Ta
ellilerde, “aşırı hızlı hesaplama makinesi”nin hâlen daha tüm hantallığıyla iş
gördüğü günlerde Norbert Wiener, sibernetiğin politik ve toplumsal
uygulamalarına dair bazı öngörülerde bulunuyordu. Onun asıl yüzleştiği soru ise
şuydu:
“Şu veya bu türde bilgiyi,
örneğin üretim ve piyasayla alakalı bilgileri toplayacak, ardından da
insanlığın sahip olduğu ortalama psikolojiye ve belirlenen verili bir durum
dâhilinde ölçülebilecek niceliklere ait bir fonksiyon olarak tayin edilecek bir
makineyi madem tahayyül edemiyoruz, o vakit mevcut hâlin gelişimi en iyi nasıl
sağlanabilir? Tüm politik karar alma süreçleriyle alakalı sistemleri kapsayan
bir devlet aygıtını tahayyül etmek nasıl mümkün olabilir? Beynin geleneksel
siyaset mekanizmasıyla ilgili olduğu koşullarda, gün gelecek, herkesin tüm
çıplaklığıyla gördüğü, beyindeki mevcut yetersizliği ister iyilik isterse
kötülük olsun diye giderecek bir yönlendirme mekanizması (machine à
gouverner –dümen tertibatı) temin edilecek, işte düşlememiz gereken,
böylesi bir gelişmenin yaşanacağı gündür.”[1]
Kaleme
alındığı dönemde muhtemelen bu kelimeler, bilim kurgu pratiğinin parçası olarak
görülmüşlerdi. Beynelmilel çelişkilerin veya ekonomik planlamanın ahlâkî
düzeyde yüzleştiği güçleri içeren meselelerin makinedeki zekâya teslim
edilebileceğine çok az sayıda sibernetik uzmanı inanıyordu. Wiener bile bu
ihtimali birkaç açıdan derinlemesine inceledikten sonra şu uyarıyla bitiriyordu
yazısını:
Eylem
hâlinin tabi olduğu kanunları önceden incelemedikçe ve bizim kabul
edebileceğimiz ilkeler üzerinden tatbik edilmedikçe, sevk ve idare pratiğimizin
nasıl olacağına hâlen daha karar veremiyorsak, yazıklar olsun bize!
Ne
var ki Wiener’ın yüzleştiği kısıtlılık hâlini tüm meslektaşları tespit ediyor
değildi.

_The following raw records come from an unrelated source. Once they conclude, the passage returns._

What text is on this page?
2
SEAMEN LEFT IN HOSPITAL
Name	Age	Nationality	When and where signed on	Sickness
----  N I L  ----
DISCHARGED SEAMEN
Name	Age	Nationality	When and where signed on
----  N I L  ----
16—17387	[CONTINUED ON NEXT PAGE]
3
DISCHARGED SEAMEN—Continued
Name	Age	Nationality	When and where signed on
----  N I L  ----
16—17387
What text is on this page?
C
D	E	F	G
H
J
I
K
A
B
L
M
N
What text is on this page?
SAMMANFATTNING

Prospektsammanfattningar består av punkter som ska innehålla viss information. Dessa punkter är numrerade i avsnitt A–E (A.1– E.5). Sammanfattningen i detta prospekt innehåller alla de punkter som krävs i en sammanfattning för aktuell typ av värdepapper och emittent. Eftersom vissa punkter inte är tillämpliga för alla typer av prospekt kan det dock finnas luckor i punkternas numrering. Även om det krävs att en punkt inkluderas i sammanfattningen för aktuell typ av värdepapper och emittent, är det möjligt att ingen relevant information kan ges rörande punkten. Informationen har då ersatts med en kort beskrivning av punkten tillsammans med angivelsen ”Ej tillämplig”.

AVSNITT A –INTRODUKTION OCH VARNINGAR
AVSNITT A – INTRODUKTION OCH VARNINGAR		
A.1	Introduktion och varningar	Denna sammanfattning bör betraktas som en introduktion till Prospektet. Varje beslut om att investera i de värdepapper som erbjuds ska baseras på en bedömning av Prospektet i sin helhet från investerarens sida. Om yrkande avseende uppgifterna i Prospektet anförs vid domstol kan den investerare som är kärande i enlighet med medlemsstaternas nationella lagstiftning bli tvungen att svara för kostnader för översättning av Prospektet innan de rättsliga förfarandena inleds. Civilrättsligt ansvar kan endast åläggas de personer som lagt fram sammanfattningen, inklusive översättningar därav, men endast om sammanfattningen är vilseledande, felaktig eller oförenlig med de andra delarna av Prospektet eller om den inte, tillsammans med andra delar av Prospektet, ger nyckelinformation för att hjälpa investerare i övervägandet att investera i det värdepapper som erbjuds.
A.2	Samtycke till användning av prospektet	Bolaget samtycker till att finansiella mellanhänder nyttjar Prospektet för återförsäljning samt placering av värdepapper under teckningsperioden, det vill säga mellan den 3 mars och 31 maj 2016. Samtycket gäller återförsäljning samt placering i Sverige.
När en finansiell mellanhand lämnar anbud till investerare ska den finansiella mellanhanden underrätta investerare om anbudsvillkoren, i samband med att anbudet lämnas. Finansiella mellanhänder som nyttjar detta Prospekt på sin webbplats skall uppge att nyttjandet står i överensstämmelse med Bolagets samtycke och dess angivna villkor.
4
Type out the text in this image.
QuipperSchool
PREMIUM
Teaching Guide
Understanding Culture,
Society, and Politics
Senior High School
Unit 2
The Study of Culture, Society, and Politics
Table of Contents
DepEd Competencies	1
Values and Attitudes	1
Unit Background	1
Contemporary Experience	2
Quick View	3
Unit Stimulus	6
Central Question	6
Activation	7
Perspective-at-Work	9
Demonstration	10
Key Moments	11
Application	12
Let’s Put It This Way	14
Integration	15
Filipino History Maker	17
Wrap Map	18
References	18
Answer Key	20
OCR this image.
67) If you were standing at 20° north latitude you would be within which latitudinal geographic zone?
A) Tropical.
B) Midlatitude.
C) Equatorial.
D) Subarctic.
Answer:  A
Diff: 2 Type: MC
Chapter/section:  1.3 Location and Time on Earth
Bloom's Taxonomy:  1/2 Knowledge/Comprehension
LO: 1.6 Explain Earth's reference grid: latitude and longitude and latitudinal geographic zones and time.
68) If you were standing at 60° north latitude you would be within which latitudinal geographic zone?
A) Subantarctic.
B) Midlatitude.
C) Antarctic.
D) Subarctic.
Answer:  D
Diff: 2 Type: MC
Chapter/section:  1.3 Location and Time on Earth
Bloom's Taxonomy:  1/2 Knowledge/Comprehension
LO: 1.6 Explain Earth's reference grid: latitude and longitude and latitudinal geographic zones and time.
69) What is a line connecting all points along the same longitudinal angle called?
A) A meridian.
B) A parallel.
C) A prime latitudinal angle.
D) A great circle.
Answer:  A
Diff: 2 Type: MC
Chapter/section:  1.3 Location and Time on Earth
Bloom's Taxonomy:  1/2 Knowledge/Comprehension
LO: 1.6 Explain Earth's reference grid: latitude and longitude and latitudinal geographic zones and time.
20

Bilhassa önce yapay zekâ, ardından da biliş bilimiyle meşgul olanlar
için bu tarz bir kısıtlılık hâli mevcut değildi. 1960 gibi erken bir tarihte
Herbert Simon, güvenle baktığı gelecekte bir gün, “en fazla yirmi beş yıl
içerisinde”, duyguların, tavırların ve değerlerin varlığına muhtaç olanlar
dâhil, tüm insanî fonksiyonların ve organizasyonların tek tek her birinin ve
tamamının yerini alabilecek makineler imal edebilecek düzeye gelebileceğimizi”
söylüyordu.[2]
Yapay
zekâ üzerine çalışma yürüten çevrenin kendi reklâmını yapma amacıyla, fırsatçı
bir üslupla dile getirdiği tüm o öngörüler gibi bu öngörü de hiçbir vakit
gerçekleşme imkânı bulamadı. Kimse, söz konusu öngörünün fiiliyata döküldüğü
bir gerçekliğe tanıklık etmedi. Yine de insanın içini coşturan, bu türden
profesyonel vaatlerle moral bulan enformasyon teknolojisi denilen saha, karar
alma ve siyasetin en üst mertebeleri dâhil, siyasi hayatımızın bir dizi alanını
kapsayacak şekilde genişledi.
Bu
gelişme, başlarda küçük adımlarla ilerledi ve dağınık, az sayıda mevzi elde
edebildi. Bu adımları ilk atanlar, İkinci Dünya Savaşı sürecinde sistem (veya
operasyon) analizleri yapan ekibin üyeleriydi. Savaş sonrasında uygulamalı
sistemler teorisi, Mitre ve RAND türünden, orduya ait düşünce kuruluşları
içerisinde kendisine yeni bir yuva buldu. Buralarda sosyal bilimciler,
fizikçiler ve stratejistlerle birlikte, termonükleer savaşın veya sivil
savunmayla alakalı planlama sürecinin etkilerini değerlendirmeye dönük, geçici
araştırma projeleri üzerine çalışmalar yürüttüler. Kennedy döneminde
kontrgerilla talimnamelerine dayalı savaş sanatı, sosyal bilim araştırmalarının
merkezine oturdu ve siyaset bilimcilerden, antropologlardan ve psikologlardan
oluşan ekiplerin çalışmalarından beslendi. O dönemde üniversitelere hâkim olan
sosyal bilim anlayışı, davranışçılığı, ağırlıklı olarak istatistiği temel alan
bir anlayıştı ve fizikî bilimlerin kaba bir karikatüründen ibaretti.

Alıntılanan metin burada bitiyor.